AVS 60th International Symposium and Exhibition | |
In Situ Spectroscopy and Microscopy Focus Topic | Thursday Sessions |
Session IS+EN+SP+SS-ThA |
Session: | In Situ Studies of Electrochemical Interfaces and Processes |
Presenter: | R. Thorpe, Rutgers University |
Authors: | R. Thorpe, Rutgers University S. Rangan, Rutgers University M. Sina, Rutgers University F. Cosandey, Rutgers University R.A. Bartynski, Rutgers University |
Correspondent: | Click to Email |
Lithium-ion conversion batteries can store 2-3 times more charge than intercalation batteries by utilizing the full range of oxidation states of their constituent divalent or trivalent transition metal compounds during discharge. A prototypical conversion compound is CoO, which follows the reaction
2Li+ + 2e- + Co(2+)O --> Li2O + Co(0).
Cobalt oxide and other transition metal oxides are attractive for use as Li-ion anodes in portable electronics due to their high charge storage capacity and moderate voltage versus Li+/Li0. However, the cycling stability of conversion electrodes is poor, and capacity losses have thus far prevented their implementation.

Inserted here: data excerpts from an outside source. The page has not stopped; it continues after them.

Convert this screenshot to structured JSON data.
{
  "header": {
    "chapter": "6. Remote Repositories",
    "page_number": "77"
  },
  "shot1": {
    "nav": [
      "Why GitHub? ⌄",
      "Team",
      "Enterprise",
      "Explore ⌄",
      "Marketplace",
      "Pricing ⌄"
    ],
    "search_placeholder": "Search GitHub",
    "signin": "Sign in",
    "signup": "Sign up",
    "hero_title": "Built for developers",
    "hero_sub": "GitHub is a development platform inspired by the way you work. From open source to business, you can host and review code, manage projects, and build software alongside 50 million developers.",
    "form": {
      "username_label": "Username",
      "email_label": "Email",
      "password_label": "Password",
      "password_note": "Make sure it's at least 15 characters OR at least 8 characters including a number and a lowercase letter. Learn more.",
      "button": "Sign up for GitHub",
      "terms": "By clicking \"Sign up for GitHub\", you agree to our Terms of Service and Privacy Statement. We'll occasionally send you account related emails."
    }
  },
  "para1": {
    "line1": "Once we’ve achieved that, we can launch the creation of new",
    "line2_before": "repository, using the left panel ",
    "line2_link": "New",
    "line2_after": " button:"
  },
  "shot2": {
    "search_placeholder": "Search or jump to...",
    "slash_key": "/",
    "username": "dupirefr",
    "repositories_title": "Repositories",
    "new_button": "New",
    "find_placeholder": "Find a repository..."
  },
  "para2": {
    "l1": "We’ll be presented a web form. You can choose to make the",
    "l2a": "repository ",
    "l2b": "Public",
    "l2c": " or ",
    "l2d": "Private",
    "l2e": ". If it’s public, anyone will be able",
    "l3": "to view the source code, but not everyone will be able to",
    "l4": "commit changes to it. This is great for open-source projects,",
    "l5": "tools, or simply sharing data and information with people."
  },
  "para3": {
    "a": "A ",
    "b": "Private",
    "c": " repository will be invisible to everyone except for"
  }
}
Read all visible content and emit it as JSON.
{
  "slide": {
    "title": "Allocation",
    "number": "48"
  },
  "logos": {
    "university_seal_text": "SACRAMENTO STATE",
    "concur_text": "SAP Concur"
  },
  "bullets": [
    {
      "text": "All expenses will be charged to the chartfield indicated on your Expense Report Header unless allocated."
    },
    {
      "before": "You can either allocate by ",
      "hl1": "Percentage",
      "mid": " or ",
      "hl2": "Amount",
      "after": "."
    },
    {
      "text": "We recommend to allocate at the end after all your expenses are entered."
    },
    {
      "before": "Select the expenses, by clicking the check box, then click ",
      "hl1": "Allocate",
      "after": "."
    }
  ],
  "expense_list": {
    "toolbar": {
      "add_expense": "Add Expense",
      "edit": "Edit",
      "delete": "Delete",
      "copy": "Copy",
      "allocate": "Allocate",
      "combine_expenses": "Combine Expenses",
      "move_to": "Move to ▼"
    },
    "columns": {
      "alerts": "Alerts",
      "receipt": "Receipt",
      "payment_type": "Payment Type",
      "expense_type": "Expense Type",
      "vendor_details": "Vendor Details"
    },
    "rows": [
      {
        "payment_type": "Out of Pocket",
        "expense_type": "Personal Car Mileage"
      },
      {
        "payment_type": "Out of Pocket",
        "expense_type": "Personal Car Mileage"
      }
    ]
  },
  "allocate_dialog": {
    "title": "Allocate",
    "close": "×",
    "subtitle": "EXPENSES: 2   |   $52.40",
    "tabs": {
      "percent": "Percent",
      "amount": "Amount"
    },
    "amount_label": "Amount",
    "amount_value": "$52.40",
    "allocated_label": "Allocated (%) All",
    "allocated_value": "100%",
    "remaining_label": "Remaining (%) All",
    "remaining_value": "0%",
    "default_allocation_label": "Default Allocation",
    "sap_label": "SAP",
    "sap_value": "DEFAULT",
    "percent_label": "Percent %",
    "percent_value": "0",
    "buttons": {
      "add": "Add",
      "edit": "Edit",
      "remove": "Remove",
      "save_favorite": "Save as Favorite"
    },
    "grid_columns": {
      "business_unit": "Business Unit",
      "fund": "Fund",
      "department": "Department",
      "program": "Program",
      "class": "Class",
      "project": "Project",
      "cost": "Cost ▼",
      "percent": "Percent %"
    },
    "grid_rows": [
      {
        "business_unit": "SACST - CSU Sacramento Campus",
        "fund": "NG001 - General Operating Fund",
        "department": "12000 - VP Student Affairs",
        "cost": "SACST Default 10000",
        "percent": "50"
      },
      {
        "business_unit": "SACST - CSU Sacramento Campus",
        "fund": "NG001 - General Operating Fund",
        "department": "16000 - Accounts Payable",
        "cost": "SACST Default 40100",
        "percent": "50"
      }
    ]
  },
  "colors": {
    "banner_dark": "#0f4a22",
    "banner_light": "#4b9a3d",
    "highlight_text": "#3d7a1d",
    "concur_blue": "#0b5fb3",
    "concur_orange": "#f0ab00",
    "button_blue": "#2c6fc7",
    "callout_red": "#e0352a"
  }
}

In order to understand phase progression during the conversion reaction of CoO, high-purity CoO thin films grown in UHV were sequentially exposed to atomic lithium. The electronic structure of the pristine films and of the products of lithiation was studied using x-ray photoemission spectroscopy (XPS), UV photoemission spectroscopy, and inverse photoemission spectroscopy. The crystal structure and film reorganization were probed in parallel with transmission electron microscopy (TEM) and scanning tunneling microscopy.
The amount of CoO reduction for a given Li dose was observed to be highly dependent upon the temperature at which lithiation was performed. At 150oC, Li mobility in the active material was sufficient to allow full reduction of the CoO film as confirmed by XPS. Consistent with electrochemically lithiated CoO electrodes, precipitation of Co nanoparticles in a Li2O matrix was observed in TEM images. However, at room temperature, the Li-rich overlayers that formed on the CoO film after initial lithiations inhibited further Li diffusion. This could be due to the intrinsically poor kinetic properties of Li2O or to the formation of Li2O2 and/or LiOH passivating films.
The reactivity of CoO films was also found to depend on the orientation of the film. CoO(100) films exhibited a higher degree of conversion for a given Li exposure than polycrystalline films. STM and angle-resolved XPS of these films have been used to investigate the differences between these two film morphologies upon exposure to Li.